There’s a Jain proverb: When the student is ready, the master will appear. I think books work the same way.
When I’m ready, the book will appear. In a conversation. In an email. Leap out of a newsletter. Or yes, even from an algorithm that gets it right by accident.
The real work, then, is not just to find books. But to ready myself so the right books can find me.
Reading Beyond Reading
Most people read to get to the last page. I read to explore what the book does to me along the way. Because reading isn’t just about finishing. It’s about what sticks. What shifts. What makes you look at something differently the next morning.
So, here is a manifesto Manifesto for Reading Beyond Reading — for letting the book live on in how you think, speak, and act.

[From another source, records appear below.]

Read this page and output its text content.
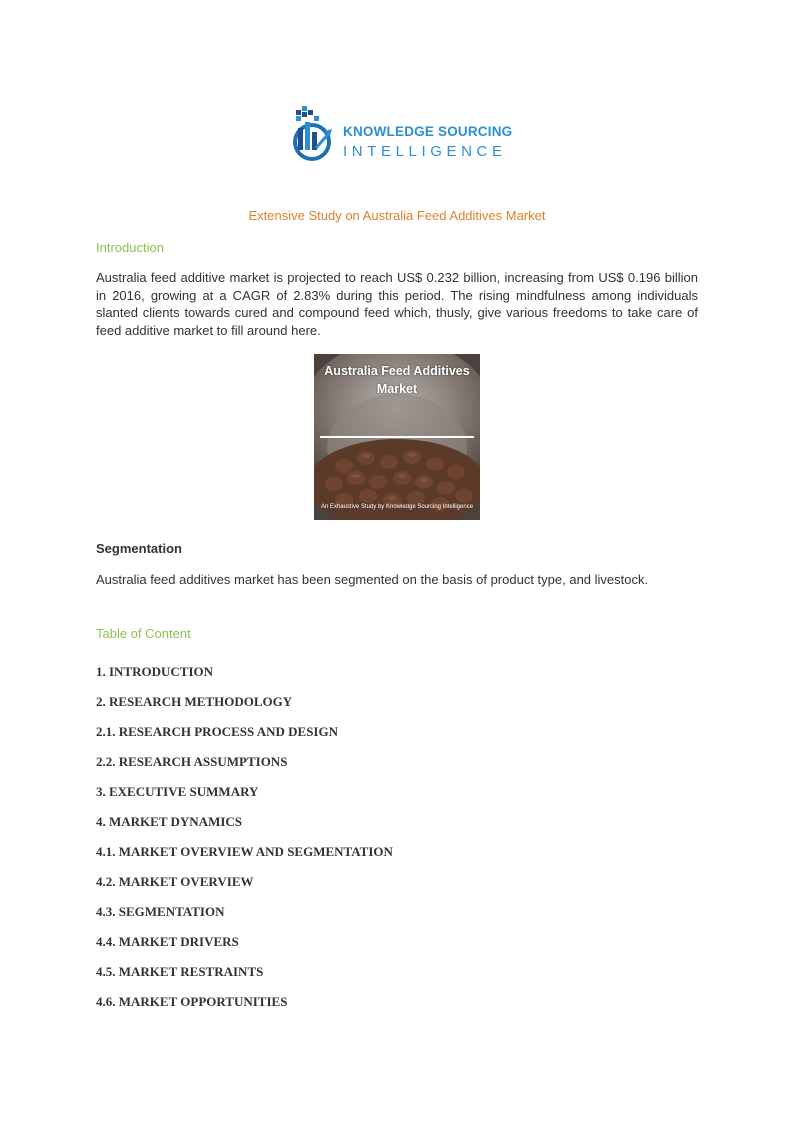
KNOWLEDGE SOURCING
INTELLIGENCE
Extensive Study on Australia Feed Additives Market
Introduction

Australia feed additive market is projected to reach US$ 0.232 billion, increasing from US$ 0.196 billion in 2016, growing at a CAGR of 2.83% during this period. The rising mindfulness among individuals slanted clients towards cured and compound feed which, thusly, give various freedoms to take care of feed additive market to fill around here.

Australia Feed Additives Market
An Exhaustive Study by Knowledge Sourcing Intelligence
Segmentation

Australia feed additives market has been segmented on the basis of product type, and livestock.

Table of Content
1. INTRODUCTION
2. RESEARCH METHODOLOGY
2.1. RESEARCH PROCESS AND DESIGN
2.2. RESEARCH ASSUMPTIONS
3. EXECUTIVE SUMMARY
4. MARKET DYNAMICS
4.1. MARKET OVERVIEW AND SEGMENTATION
4.2. MARKET OVERVIEW
4.3. SEGMENTATION
4.4. MARKET DRIVERS
4.5. MARKET RESTRAINTS
4.6. MARKET OPPORTUNITIES
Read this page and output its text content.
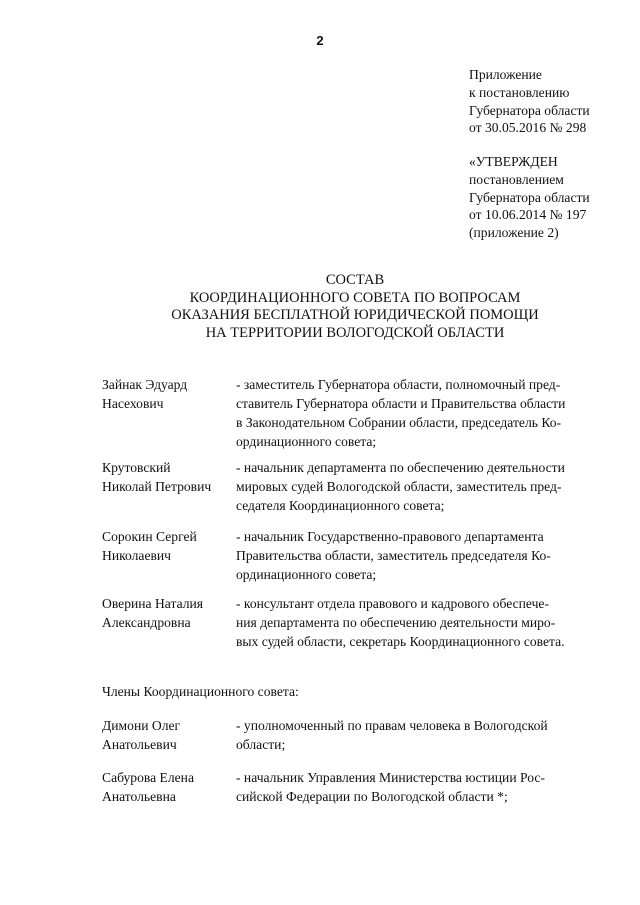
2
Приложение
к постановлению
Губернатора области
от 30.05.2016 № 298
«УТВЕРЖДЕН
постановлением
Губернатора области
от 10.06.2014 № 197
(приложение 2)
СОСТАВ
КООРДИНАЦИОННОГО СОВЕТА ПО ВОПРОСАМ
ОКАЗАНИЯ БЕСПЛАТНОЙ ЮРИДИЧЕСКОЙ ПОМОЩИ
НА ТЕРРИТОРИИ ВОЛОГОДСКОЙ ОБЛАСТИ
Зайнак Эдуард
Насехович
- заместитель Губернатора области, полномочный пред-
ставитель Губернатора области и Правительства области
в Законодательном Собрании области, председатель Ко-
ординационного совета;
Крутовский
Николай Петрович
- начальник департамента по обеспечению деятельности
мировых судей Вологодской области, заместитель пред-
седателя Координационного совета;
Сорокин Сергей
Николаевич
- начальник Государственно-правового департамента
Правительства области, заместитель председателя Ко-
ординационного совета;
Оверина Наталия
Александровна
- консультант отдела правового и кадрового обеспече-
ния департамента по обеспечению деятельности миро-
вых судей области, секретарь Координационного совета.
Члены Координационного совета:
Димони Олег
Анатольевич
- уполномоченный по правам человека в Вологодской
области;
Сабурова Елена
Анатольевна
- начальник Управления Министерства юстиции Рос-
сийской Федерации по Вологодской области *;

A Manifesto for Reading Beyond Reading
1. Read and reread.
Each book speaks to you differently at different points in your life. Your context shifts. The lines may be the same, but the meaning changes. The book hasn’t changed — you have. I first chanced upon Zen and the Art of Motorcycle Maintenance in my father’s stash of books. Something he tossed at me with a smile. As a high‑schooler, I read the words. Much later in life, it changed my worldview completely.
2. Choose your curators, choose your context.

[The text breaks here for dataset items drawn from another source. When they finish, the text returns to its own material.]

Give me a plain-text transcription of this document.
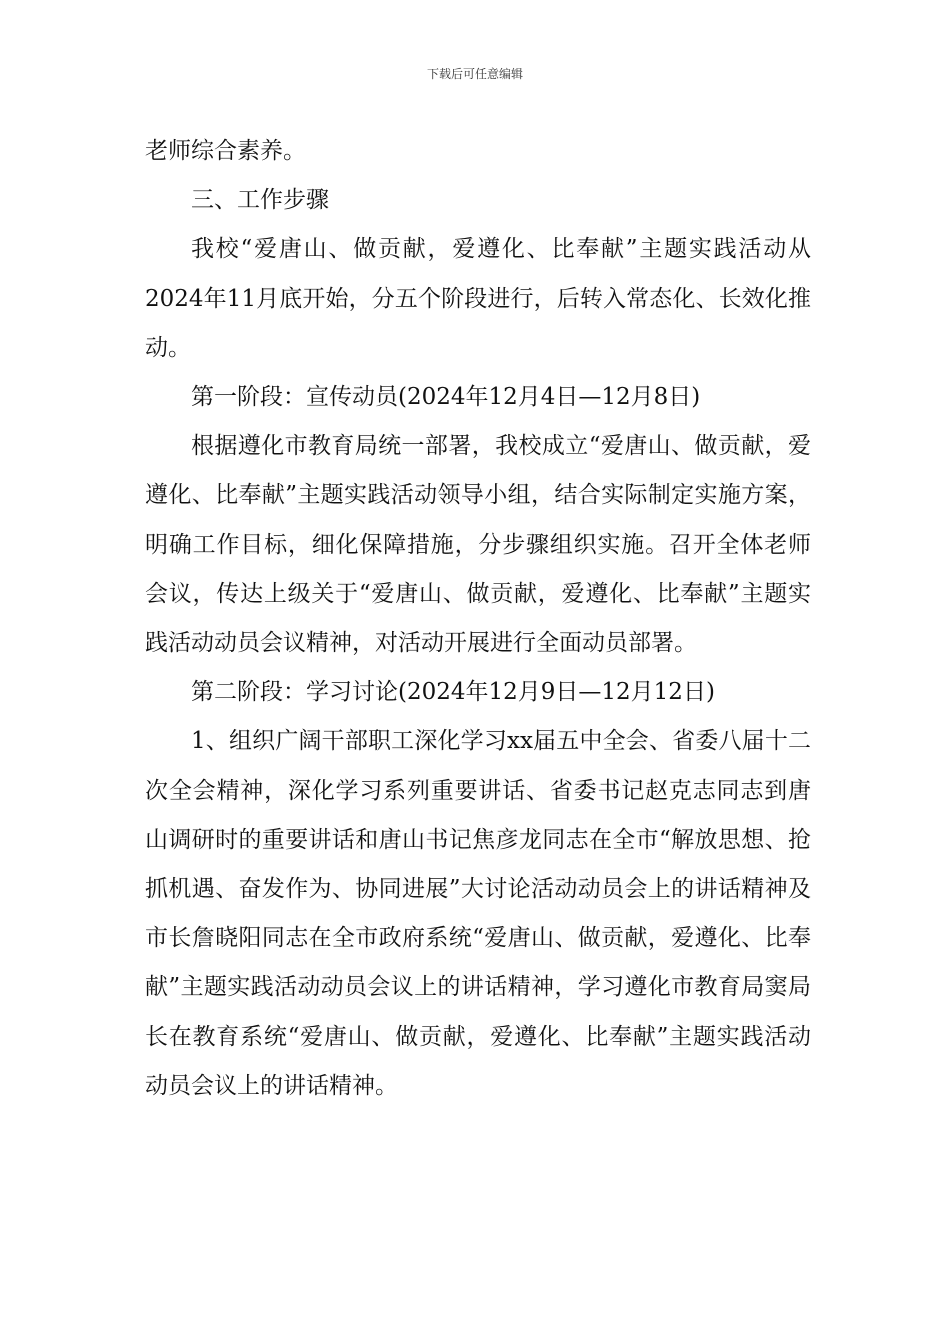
下载后可任意编辑

老师综合素养。

三、工作步骤

我校“爱唐山、做贡献，爱遵化、比奉献”主题实践活动从2024年11月底开始，分五个阶段进行，后转入常态化、长效化推动。

第一阶段：宣传动员(2024年12月4日—12月8日)

根据遵化市教育局统一部署，我校成立“爱唐山、做贡献，爱遵化、比奉献”主题实践活动领导小组，结合实际制定实施方案，明确工作目标，细化保障措施，分步骤组织实施。召开全体老师会议，传达上级关于“爱唐山、做贡献，爱遵化、比奉献”主题实践活动动员会议精神，对活动开展进行全面动员部署。

第二阶段：学习讨论(2024年12月9日—12月12日)

1、组织广阔干部职工深化学习xx届五中全会、省委八届十二次全会精神，深化学习系列重要讲话、省委书记赵克志同志到唐山调研时的重要讲话和唐山书记焦彦龙同志在全市“解放思想、抢抓机遇、奋发作为、协同进展”大讨论活动动员会上的讲话精神及市长詹晓阳同志在全市政府系统“爱唐山、做贡献，爱遵化、比奉献”主题实践活动动员会议上的讲话精神，学习遵化市教育局窦局长在教育系统“爱唐山、做贡献，爱遵化、比奉献”主题实践活动动员会议上的讲话精神。
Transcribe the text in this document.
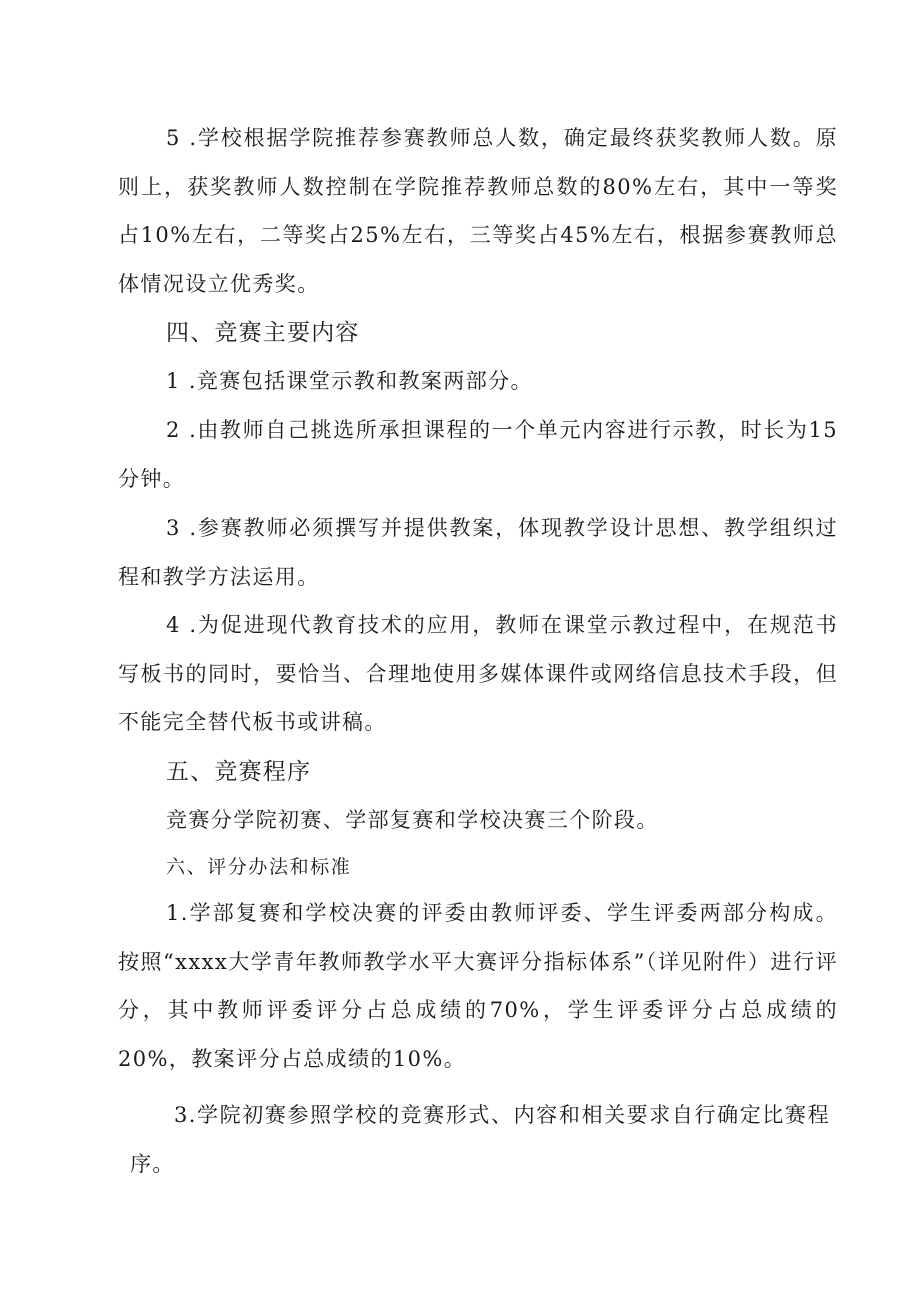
5 .学校根据学院推荐参赛教师总人数，确定最终获奖教师人数。原则上，获奖教师人数控制在学院推荐教师总数的80%左右，其中一等奖占10%左右，二等奖占25%左右，三等奖占45%左右，根据参赛教师总体情况设立优秀奖。

四、竞赛主要内容

1 .竞赛包括课堂示教和教案两部分。

2 .由教师自己挑选所承担课程的一个单元内容进行示教，时长为15分钟。

3 .参赛教师必须撰写并提供教案，体现教学设计思想、教学组织过程和教学方法运用。

4 .为促进现代教育技术的应用，教师在课堂示教过程中，在规范书写板书的同时，要恰当、合理地使用多媒体课件或网络信息技术手段，但不能完全替代板书或讲稿。

五、竞赛程序

竞赛分学院初赛、学部复赛和学校决赛三个阶段。

六、评分办法和标准

1.学部复赛和学校决赛的评委由教师评委、学生评委两部分构成。按照“xxxx大学青年教师教学水平大赛评分指标体系”（详见附件）进行评分，其中教师评委评分占总成绩的70%，学生评委评分占总成绩的20%，教案评分占总成绩的10%。

3.学院初赛参照学校的竞赛形式、内容和相关要求自行确定比赛程序。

Curators are sharing their perspective. It’s up to you to make sense of it in yours. If you know a curator’s taste, you won’t be sold — you’ll be choosing. There are the experts and bibliophiles like Shiv Shivakumar, Mal Warwick. There are friends like Manu and Krishna who bring such fabulous richness. And then newsletters, like Founding Fuel‘s, that have been life‑changing in pointing me to books that have altered mental models of life and living.

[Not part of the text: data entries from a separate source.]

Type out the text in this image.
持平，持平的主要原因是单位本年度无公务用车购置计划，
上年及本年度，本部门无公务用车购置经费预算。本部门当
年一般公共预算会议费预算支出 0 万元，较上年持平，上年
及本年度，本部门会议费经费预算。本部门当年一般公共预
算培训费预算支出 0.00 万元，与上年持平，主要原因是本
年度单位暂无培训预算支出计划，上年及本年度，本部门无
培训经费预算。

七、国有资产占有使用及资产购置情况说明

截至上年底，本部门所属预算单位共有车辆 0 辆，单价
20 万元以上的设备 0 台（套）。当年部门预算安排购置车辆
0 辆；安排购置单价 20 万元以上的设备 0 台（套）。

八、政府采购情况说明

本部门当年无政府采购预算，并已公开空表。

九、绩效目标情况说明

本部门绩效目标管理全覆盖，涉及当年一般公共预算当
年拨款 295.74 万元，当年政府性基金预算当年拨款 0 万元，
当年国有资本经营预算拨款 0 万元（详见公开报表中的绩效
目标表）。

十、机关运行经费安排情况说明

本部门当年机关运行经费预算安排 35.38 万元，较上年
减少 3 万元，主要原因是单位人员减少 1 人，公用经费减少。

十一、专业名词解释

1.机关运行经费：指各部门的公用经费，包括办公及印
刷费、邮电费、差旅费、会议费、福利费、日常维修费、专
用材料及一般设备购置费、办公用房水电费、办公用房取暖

3. Don’t read in straight lines.
Don’t stick to one subject, style, or form. Travel writing gives you more than geography. Biographies give you timelines woven into events. Business writing offers you frameworks for thinking about work. Fiction often gives you reality checks. Read history, science, memoir, essays, and newsletters. Step into other people’s heads and see how they think — that’s more valuable than any tidy summary of their thoughts wrapped between covers.
4. Slow down.
Buying. Reading. This can be your one rebellion against speed. Some read to finish. I read to open my mind. Joy comes not from “The End” but from the journey and the connections it sparks.
5. Make reading your calling card.
Slip it into your hello: “I’m in the middle of…”. Ask others:
- What are you reading now?
- Which book surprised you most?
- Which book do you keep giving away?
- If you could reread one for the first time, which would it be?
6. Work your reading.
Scribble in the margins. Fold pages. Argue with the author. Tell a friend about it. Link it to your work. Gift it to someone who’ll love it. A book isn’t finished when you close it — it’s finished when you’ve done something with it. In fact, it’s never truly finished.
7. Let the right books find you.
Stay ready. Be curious. The most important books often appear when you’re ready for them, not when you schedule them.
That’s where I stand. For now.
Tomorrow I may find a new book, and it will smuggle in a new rule.
Until then — what would you weave into this manifesto?